Visiting Graduate Schools
When you decide to visit a graduate school in which you are interested, you should plan for a visit in three instances: before applying; after applying, but before deciding, and after acceptance. Here are some points to consider while visiting a graduate school.
- There are two major reasons to visit at this time: (1) to collect information about the community & (2) to cast a favorable impression upon faculty and advisors.
- You need to know that it is best to call a graduate advisor or faculty recruiter to schedule an appointment, because doing so will be more worthwhile.
– You should also speak with at least one faculty member that teaches in the department to which you are applying.
- The primary purpose of visiting at this time is to speak with everyone that is willing to speak with you.
- Speak to all available faculty to see if they are open to talking with students.
- Ask the faculty questions that you have prepared before you came to visit.
- Ask questions that:
- will give you information that was not included in the literature
- prove you are deliberating about and are truly interested in the program
- show faculty that you are excited and committed to your studies
- will provide yourself the opportunity to show those you meet that you are exceptional and possibly win support when applications are reviewed
- Be certain to speak with your graduate advisor, especially about the chances of receiving financial aid because doing so will give you a better sense of it.
- Speaking with other graduate students might give you a greater perspective of the school than just speaking with faculty.
- You should investigate the school to have a better understanding of it and to decide if you want to earn your degree there
- However, you should not limit your investigation to the campus; explore the local community
After Applying, but Before Deciding
- Though the purpose of visiting at this time is similar to visiting before applying, the trip could be a waste of time if the application is turned down or there is scant or no financial aid.
- A visit might be beneficial and help you decide on the school you want to attend before you receive letters of acceptance.
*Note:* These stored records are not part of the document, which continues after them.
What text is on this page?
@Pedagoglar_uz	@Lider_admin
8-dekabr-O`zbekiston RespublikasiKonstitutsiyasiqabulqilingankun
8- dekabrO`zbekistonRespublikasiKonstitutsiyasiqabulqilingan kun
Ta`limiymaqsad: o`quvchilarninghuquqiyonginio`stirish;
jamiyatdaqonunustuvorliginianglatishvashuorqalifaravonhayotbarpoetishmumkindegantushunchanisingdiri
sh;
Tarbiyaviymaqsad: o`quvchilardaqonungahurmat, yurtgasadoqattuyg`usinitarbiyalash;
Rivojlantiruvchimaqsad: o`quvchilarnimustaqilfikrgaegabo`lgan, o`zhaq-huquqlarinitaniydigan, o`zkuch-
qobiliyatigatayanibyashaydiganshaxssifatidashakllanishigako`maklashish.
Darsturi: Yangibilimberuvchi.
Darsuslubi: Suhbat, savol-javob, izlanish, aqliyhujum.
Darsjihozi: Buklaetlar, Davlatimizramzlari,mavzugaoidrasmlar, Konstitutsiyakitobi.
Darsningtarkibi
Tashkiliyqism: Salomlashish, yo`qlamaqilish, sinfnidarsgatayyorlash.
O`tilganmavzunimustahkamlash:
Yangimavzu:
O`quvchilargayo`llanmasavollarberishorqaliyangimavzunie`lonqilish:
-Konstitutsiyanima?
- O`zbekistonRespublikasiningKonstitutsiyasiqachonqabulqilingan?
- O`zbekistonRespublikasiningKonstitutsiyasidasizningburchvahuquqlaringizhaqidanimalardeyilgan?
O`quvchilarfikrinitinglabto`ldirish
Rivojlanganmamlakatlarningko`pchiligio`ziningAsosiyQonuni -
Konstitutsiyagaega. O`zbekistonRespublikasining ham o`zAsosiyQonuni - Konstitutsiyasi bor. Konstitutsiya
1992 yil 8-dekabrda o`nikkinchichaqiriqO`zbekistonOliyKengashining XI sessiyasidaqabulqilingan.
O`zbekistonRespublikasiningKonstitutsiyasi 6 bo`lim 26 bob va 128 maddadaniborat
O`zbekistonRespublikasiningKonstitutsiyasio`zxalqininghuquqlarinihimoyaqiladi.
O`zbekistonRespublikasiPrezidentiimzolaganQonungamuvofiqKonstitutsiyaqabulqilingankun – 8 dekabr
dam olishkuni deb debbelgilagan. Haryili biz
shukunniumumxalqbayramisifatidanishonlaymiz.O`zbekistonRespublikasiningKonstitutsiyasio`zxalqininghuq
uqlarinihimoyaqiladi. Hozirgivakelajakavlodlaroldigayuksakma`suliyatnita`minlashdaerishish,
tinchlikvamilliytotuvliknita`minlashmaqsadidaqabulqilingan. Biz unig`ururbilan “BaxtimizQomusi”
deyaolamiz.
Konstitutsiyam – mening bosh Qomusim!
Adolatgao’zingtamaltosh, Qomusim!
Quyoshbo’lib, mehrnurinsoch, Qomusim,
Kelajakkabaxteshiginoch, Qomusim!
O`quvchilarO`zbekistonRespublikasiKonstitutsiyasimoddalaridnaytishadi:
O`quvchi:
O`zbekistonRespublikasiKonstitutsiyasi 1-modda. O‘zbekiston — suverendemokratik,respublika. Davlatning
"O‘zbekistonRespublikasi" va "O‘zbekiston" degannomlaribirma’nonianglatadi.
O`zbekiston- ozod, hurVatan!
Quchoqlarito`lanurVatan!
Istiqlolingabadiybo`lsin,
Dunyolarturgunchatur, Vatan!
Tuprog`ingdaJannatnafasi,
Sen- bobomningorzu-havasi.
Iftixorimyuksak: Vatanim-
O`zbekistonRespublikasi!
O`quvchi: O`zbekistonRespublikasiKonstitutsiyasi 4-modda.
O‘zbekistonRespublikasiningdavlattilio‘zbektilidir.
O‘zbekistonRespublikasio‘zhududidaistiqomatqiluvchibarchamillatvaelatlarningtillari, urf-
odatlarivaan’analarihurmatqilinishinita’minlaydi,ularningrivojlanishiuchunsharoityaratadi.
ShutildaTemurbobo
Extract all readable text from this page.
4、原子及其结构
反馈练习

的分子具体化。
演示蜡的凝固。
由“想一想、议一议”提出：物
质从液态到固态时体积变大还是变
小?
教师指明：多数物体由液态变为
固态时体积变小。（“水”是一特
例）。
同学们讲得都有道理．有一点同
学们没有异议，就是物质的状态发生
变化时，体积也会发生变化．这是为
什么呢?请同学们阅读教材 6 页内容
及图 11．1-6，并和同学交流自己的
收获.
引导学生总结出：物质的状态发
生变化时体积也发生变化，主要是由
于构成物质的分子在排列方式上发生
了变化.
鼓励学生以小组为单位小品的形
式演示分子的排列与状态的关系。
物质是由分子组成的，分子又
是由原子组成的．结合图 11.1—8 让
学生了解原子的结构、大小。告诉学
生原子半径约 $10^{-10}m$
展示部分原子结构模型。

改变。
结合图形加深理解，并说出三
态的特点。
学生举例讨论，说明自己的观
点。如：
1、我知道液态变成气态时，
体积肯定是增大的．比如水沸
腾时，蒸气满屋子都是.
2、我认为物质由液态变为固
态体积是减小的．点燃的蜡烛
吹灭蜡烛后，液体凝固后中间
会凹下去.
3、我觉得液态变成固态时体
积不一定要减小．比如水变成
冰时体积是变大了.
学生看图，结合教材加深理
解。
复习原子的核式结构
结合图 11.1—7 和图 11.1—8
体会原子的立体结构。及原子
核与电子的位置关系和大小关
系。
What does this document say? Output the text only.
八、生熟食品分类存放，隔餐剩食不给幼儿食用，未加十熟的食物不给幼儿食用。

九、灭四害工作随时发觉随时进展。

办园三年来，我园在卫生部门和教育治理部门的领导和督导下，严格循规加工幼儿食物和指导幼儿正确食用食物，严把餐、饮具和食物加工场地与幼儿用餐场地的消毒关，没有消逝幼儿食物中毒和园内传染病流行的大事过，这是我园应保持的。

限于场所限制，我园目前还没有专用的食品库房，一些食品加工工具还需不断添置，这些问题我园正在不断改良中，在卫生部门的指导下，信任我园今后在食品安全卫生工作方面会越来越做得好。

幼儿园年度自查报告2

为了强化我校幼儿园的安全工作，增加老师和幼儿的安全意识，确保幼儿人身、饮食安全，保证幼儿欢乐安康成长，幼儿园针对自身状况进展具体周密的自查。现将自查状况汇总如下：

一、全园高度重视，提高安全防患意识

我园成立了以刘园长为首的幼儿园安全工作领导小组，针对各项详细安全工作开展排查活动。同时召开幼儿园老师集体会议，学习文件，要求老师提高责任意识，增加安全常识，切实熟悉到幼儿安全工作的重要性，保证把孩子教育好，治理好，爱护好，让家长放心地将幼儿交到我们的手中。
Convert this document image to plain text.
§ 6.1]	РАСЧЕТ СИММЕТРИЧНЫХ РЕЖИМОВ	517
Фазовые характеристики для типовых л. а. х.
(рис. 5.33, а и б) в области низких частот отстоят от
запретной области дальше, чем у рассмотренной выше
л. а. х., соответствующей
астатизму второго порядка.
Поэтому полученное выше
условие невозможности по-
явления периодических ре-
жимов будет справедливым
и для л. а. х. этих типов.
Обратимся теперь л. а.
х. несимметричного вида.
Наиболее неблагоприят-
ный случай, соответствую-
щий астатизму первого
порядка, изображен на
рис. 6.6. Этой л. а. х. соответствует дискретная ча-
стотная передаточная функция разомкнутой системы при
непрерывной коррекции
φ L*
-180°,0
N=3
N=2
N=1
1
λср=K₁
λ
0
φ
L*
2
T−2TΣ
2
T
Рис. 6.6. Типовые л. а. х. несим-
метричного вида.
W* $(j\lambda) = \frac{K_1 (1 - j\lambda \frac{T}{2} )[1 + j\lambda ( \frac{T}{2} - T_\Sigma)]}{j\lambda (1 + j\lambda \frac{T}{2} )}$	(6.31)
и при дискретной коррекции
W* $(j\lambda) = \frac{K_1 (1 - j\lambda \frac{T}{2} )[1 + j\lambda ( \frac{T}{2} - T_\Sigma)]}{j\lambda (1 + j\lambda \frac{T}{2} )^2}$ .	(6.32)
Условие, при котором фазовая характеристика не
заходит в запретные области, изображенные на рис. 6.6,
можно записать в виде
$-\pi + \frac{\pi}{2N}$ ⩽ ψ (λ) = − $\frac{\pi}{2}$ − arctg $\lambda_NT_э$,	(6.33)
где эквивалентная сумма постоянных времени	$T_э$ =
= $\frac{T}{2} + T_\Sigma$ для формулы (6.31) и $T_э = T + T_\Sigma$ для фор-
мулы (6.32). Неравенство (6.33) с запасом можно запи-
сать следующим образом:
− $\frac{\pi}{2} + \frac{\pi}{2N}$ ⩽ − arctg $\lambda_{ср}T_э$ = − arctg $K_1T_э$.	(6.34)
- Normally, you would visit a school after being accepted because you have not yet decided on enrolling at the school.
- To visit after being accepted is normally a different experience than visiting beforehand, and you will probably be treated differently as a probable and desired student.
- You should know under which faculty you want to study if you do go to that school.
- You should also call before going and ask the graduate advisor to arrange appointments to meet with the faculty.
- When you speak to the faculty, ask questions that will help contrast the school with others under consideration.
- You can visit a school without prior notification.
- This might give you a more realistic perspective of the school, and you can see if you are treated differently than if you had arranged for a visit.